A good sommelier can encourage you to explore!
It has probably happened to you before: You are thinking about traveling to Florida and shared that thought with a friend, and suddenly your phone is full of ads about vacations in Florida. The online world we live in today created a situation where you start seeing only what you are already interested in. As a result, we end up living in a vacuum of our beliefs, likes and experiences. If you google wine and you often order Cabernet Sauvignon, Google will show you Cabernet Sauvignon wines. It's designed to sell products to you and give you what is 'relevant' to you.
That being said, a good somm would want to expose you to different flavours you didn’t know existed by nature. And in that way, sharpen your tasting skills and open your horizons to the variety of flavours you wouldn't naturally go for.

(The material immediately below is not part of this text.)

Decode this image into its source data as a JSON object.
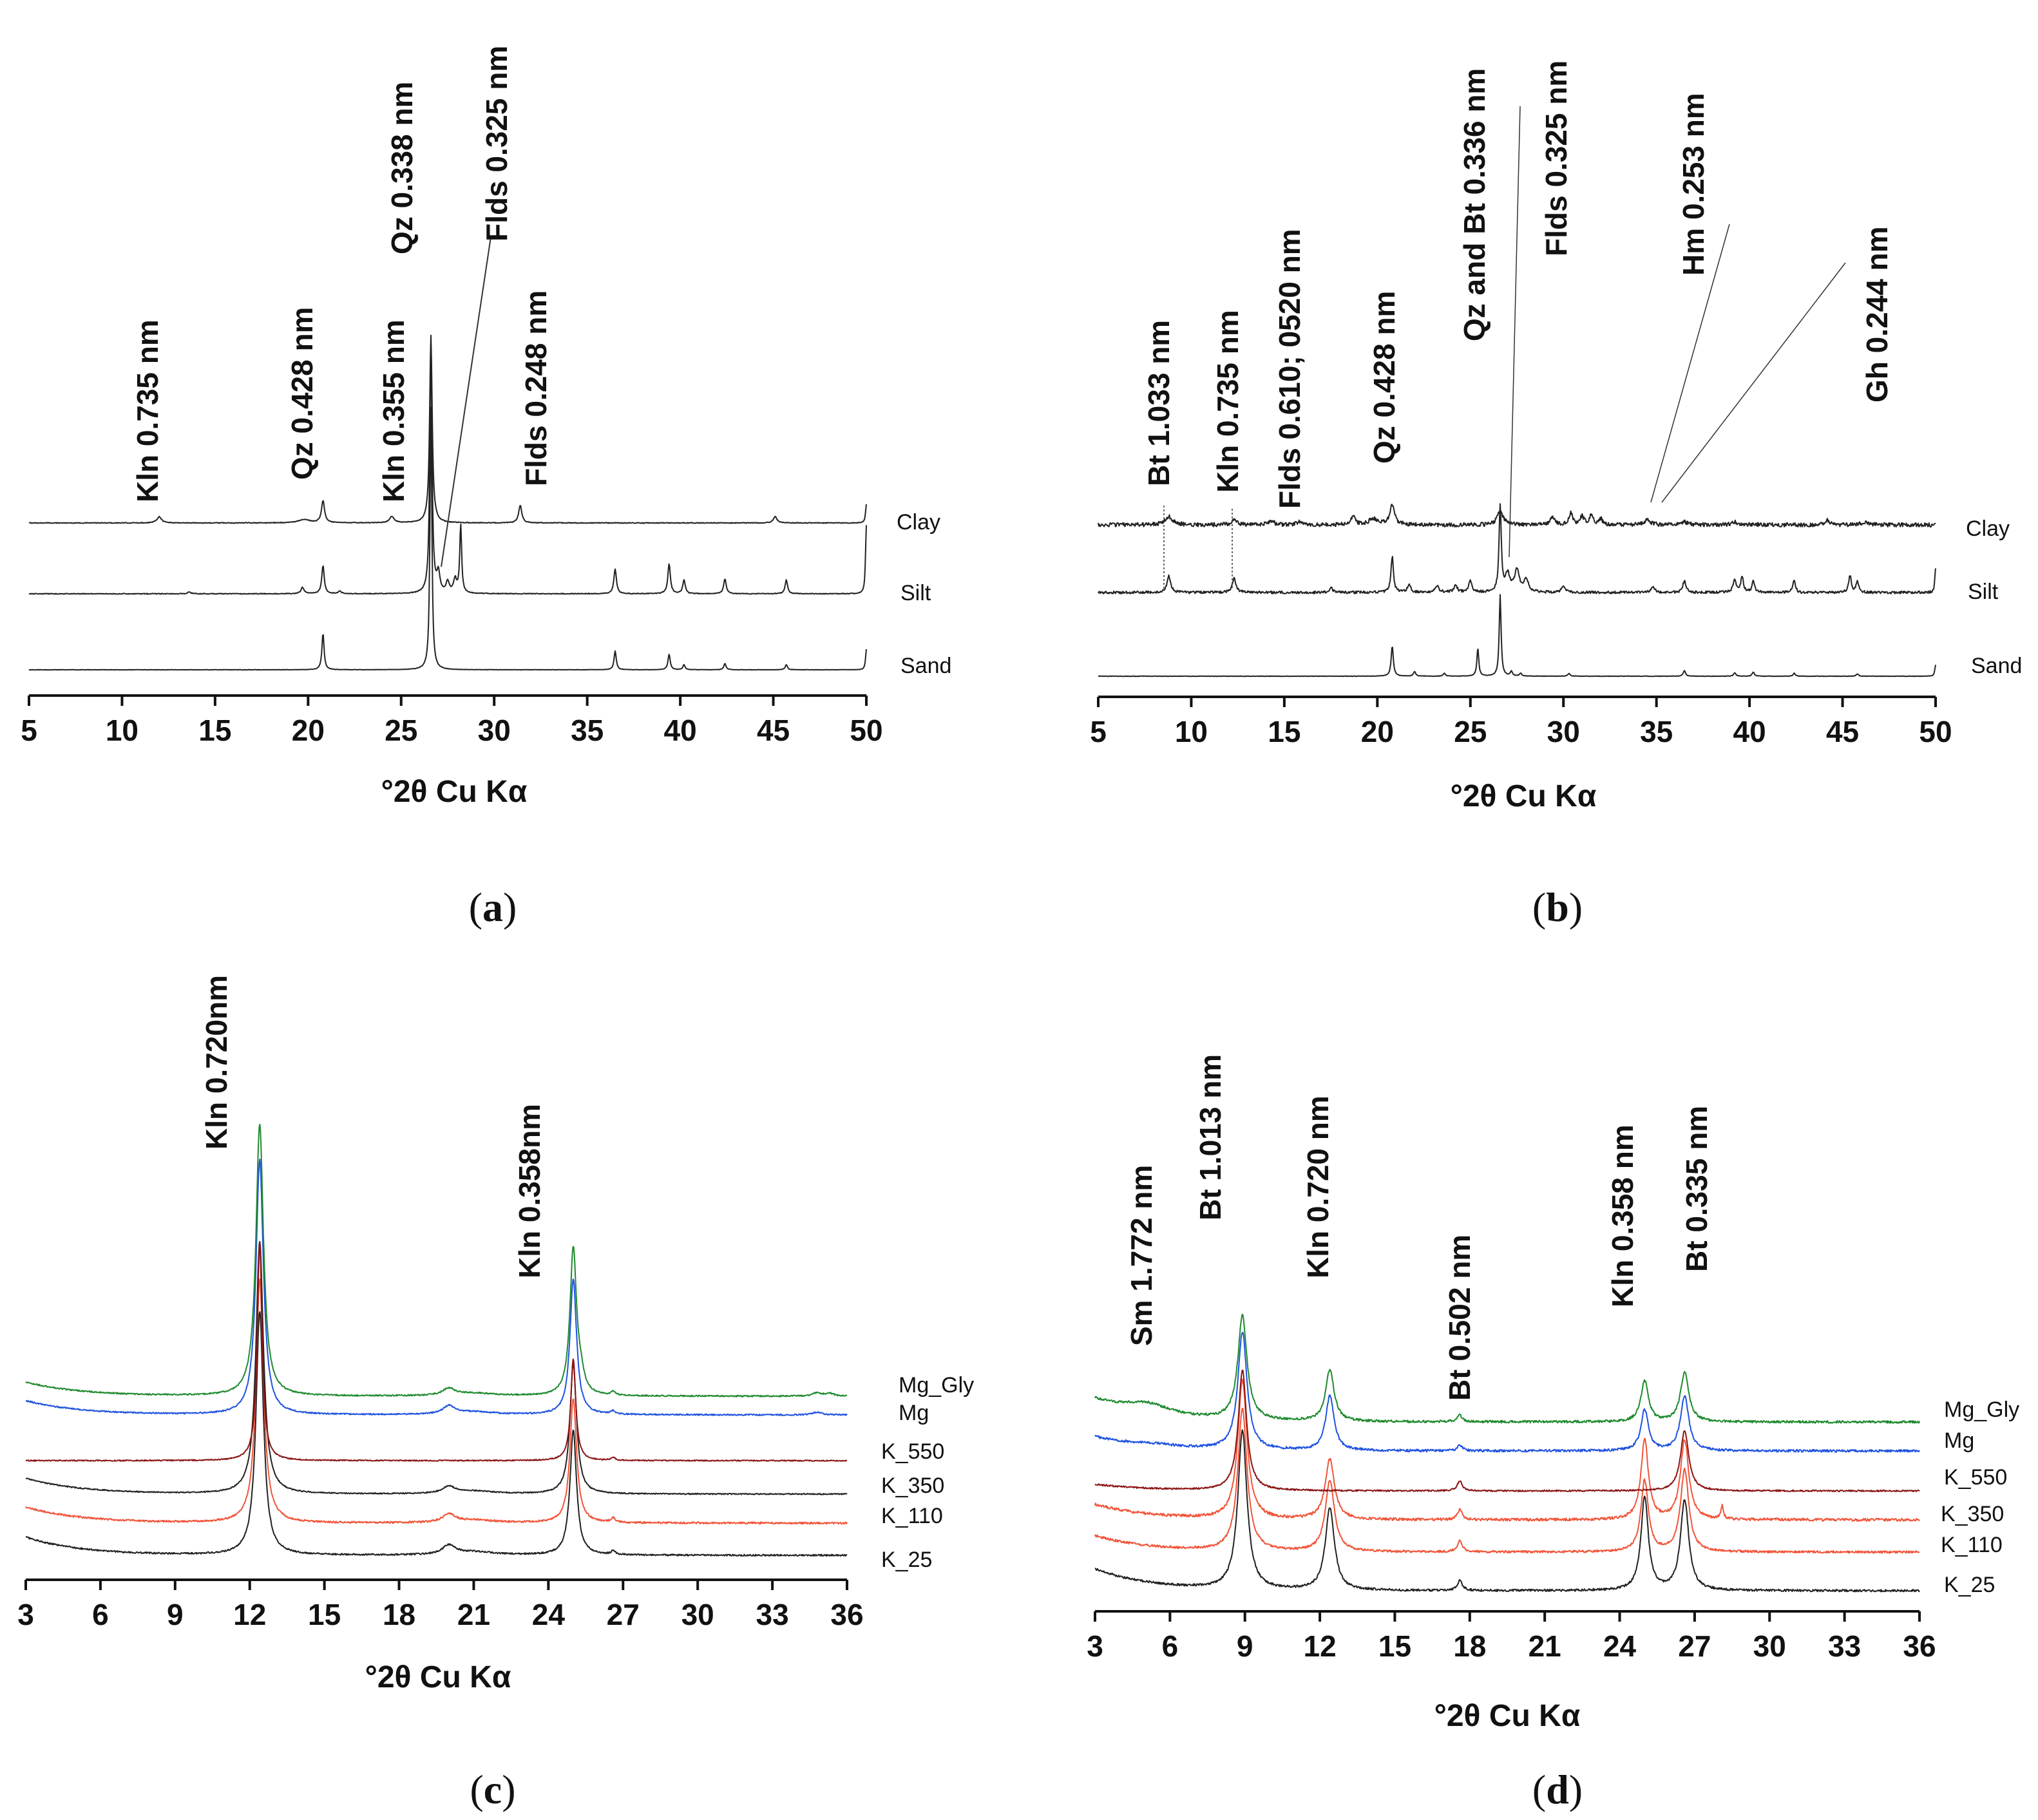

The personal imprint of a sommelier
We are unique individuals with our own belief systems and values. A good sommelier celebrates their individual values by choosing wines that they stand behind, wines that have beyond good taste for a good price point. Computers have no principles or values to be guided by.
To give you an example, as a person who pushes for equality I make sure to have wines made by people of colour (especially if made in Europe or North America) as they are people who have had the most obstacles succeeding in the industry. I make sure to have women winemakers as well to pass on the message that women can make wine too, and they do it well. I will discuss the oppression of minorities in my industry with clients to bring awareness to this, and to start a change. That is my personal imprint - how I decided to make a difference.